Mankind Divided is the Nth installment (I don't remember how many there actually have been, three?) in the controversial Deus Ex series. What usually grinds people's gears about the series is that you have to make a ton of choices throughout the games, but they don't really impact much. Also, in Mankind Evolved, if you followed some of the instructions in the quest log, you actually screwed yourself for a significant chunk of the game. That's something gamers always find refreshing and never get upset over, right?
But anyway, enough about the past, let's examine Mankind Divided on it's own merits, shall we? Since I'm an old pro at this, let's start with the PROS.
- Graphics. This is not something I usually think much about, as many of my favorite, or what I consider most innovative games, do not have what you could call stunning graphics (Terraria, North and South, etc). Still, Mankind Divided's visuals', while not earth shattering or revolutionary, are pretty good. The dystopian, Blade Runner-esque locals are interesting, and while a little overwhelming to navigate sometimes, look pretty good. Character facial animations are above average, and dropped and interact-able items in the world look good and act right.
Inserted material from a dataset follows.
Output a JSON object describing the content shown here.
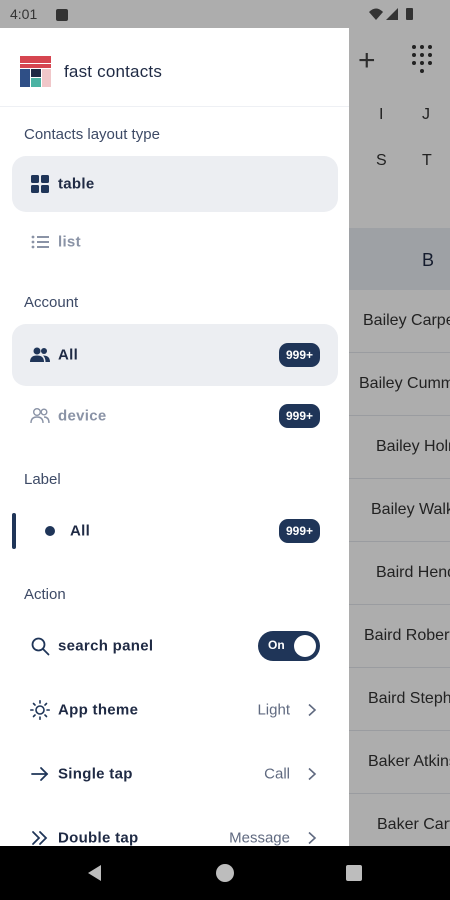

- Inventory Management. I think I mentioned EONs ago that the inventory system in Deus Ex was handled better than most games. It still is. You have a limit to what you can carry, but you can expand it by using the upgrades, and manage it intelligently by simply not grabbing crap you aren't going to use.
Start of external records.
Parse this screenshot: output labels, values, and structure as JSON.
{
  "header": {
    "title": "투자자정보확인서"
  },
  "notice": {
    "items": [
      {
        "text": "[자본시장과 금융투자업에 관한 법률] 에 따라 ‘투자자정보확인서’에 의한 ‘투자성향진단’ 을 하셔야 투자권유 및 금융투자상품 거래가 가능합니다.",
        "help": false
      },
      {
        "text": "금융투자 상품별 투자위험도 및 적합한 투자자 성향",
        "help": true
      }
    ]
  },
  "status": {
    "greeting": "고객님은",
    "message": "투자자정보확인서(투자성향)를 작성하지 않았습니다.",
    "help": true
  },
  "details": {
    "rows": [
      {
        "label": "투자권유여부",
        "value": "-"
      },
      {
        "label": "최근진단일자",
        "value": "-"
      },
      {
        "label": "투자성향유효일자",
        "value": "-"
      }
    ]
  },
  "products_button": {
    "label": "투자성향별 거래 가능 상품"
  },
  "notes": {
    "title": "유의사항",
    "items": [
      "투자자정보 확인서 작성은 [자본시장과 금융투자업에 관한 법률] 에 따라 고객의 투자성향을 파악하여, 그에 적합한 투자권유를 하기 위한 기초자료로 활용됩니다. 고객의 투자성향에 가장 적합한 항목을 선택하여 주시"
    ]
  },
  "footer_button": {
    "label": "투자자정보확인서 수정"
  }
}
- Voice Acting. This IS something I usually think a lot about, and the VA in this game is decent, if, again, a bit uninspired. Adam Jensen, the playable character, is apparently the spiritual successor of Inspector Harry Callahan, and while your options for emotional responses seem limited between cranky and very cranky most of the time, it's the writers' fault, not the voice actor's.
- Pacing. All story driven games have an ebb and flow. Active and recovery. Brave and Default. Whatever you call it, it's important that the slow portions feel meaningful, and the fast portions seem rewarding. Otherwise, players are going to feel irritated by one or the other. For me, Deus Ex does neither well. The fast portions are really fast, and hampered by an odd control scheme. The slow portions are really slow, and seem almost interminable. Most of the tasks you perform in the slow phase, at least in the early game, feel like they should have been quickly addressed in the tutorial, or not included in a final product. The gun range teaches you how to shoot AN HOUR after you survive a furious 10 minute gunfight. The freedom to pillage uninhabited apartments sounds neat, but in reality, it just makes places like future Prague seem like a confusingly well-lit ghost town.
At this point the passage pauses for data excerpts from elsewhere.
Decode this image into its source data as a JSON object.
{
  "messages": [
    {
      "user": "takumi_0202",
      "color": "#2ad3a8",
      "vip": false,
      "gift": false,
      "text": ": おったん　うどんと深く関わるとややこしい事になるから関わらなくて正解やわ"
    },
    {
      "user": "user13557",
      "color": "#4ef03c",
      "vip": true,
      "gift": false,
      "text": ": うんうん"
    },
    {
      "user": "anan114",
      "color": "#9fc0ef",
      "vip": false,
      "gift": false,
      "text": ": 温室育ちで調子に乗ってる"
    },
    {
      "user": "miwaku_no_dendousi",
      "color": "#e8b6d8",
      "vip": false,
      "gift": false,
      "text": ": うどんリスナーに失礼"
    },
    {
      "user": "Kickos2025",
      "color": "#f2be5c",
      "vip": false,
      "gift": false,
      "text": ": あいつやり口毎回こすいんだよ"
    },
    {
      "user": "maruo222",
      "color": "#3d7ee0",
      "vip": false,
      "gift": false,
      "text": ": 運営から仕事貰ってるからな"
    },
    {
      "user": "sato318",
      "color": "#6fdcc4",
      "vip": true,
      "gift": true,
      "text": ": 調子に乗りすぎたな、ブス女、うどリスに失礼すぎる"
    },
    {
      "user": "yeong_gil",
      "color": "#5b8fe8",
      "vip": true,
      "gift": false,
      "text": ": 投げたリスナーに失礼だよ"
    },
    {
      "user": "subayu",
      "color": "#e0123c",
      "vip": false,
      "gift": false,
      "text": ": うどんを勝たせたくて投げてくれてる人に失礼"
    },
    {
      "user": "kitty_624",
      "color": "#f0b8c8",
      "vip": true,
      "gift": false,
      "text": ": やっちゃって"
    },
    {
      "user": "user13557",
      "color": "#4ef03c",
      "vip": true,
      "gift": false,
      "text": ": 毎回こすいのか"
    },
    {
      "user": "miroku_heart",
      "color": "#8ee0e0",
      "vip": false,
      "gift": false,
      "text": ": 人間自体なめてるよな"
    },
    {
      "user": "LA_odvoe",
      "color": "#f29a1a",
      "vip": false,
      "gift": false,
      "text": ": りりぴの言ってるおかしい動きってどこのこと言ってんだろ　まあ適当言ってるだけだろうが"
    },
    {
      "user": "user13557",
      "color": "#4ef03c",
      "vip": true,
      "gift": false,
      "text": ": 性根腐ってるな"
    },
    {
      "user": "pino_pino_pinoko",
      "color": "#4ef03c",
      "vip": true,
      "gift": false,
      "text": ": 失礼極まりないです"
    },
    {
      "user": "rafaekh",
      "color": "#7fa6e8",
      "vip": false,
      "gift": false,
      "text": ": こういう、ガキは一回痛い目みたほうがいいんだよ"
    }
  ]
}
- Confusing Controls. There's nothing I appreciate like a well crafted and intuitive control scheme. It would be great if this game had one of those. Having to hold, release, and press combinations of buttons to perform simple weapon tasks is silly. Use a radial menu that you can assign frequent tasks to, and use a conventional menu for the rest. Seriously, Mass Effect had this system nailed down years ago, it's not a new idea. Even Skyrim has a better quick menu system.
- Silly Missions. Street cops detaining and diverting high ranking Interpol Agents is laughable. Seriously, this side quest early in the game is ridiculous. It is even more so in that you do not have an option to avoid it. It's not even really a side quest. There's no way around it. You have to spend a good amount of the early game trapped in one city block because one cop (who most of the other police officers nearby admit is not even really a cop!!) is running a forged paperwork scam. Explain to me how an Interpol Agent would not have a contact on his cellphone that would get this guy thrown in the slammer in minutes, if not seconds. It's just stupid, and it sours your suspension of disbelief for this game real early. It's like how if you start the day mad, everything else makes you mad for the rest of the day. Mankind Divided annoyed me fast, and I stayed that way for most of the duration.
- Crafting and Upgrading. Usually character customization is a strong point of modern games, as it lets you play the game how you want, or differently on multiple playthroughs. Unfortunately, most of the upgrades Jensen can get are incremental, rather than revolutionary. Many of them are things that are much less convenient to use than simply shooting the bad guys. Others are just roadblocks, like the hacking skill that blocks many areas. Got level one hacking because you are in the first area of the game? Well good luck, because this terminal is a level 5. Enjoy backtracking later if you want to see what's behind it.
- Repetitive. Sometimes minigame gimmicks are fun and immersive. Like lockpicking in Skyrim, or hacking in the original Mass Effect. In Deus Ex, they are repetitive and feel entirely random. Click the node, hope you don't get caught. Repeat. Sometimes you get caught, sometimes you don't. The hacking upgrades are supposed to reduce your chances of getting caught, and that is reflected in the percentages shown, but like Fire Emblem hit chances, whether it's an accurate reflection of the real probability is up for debate.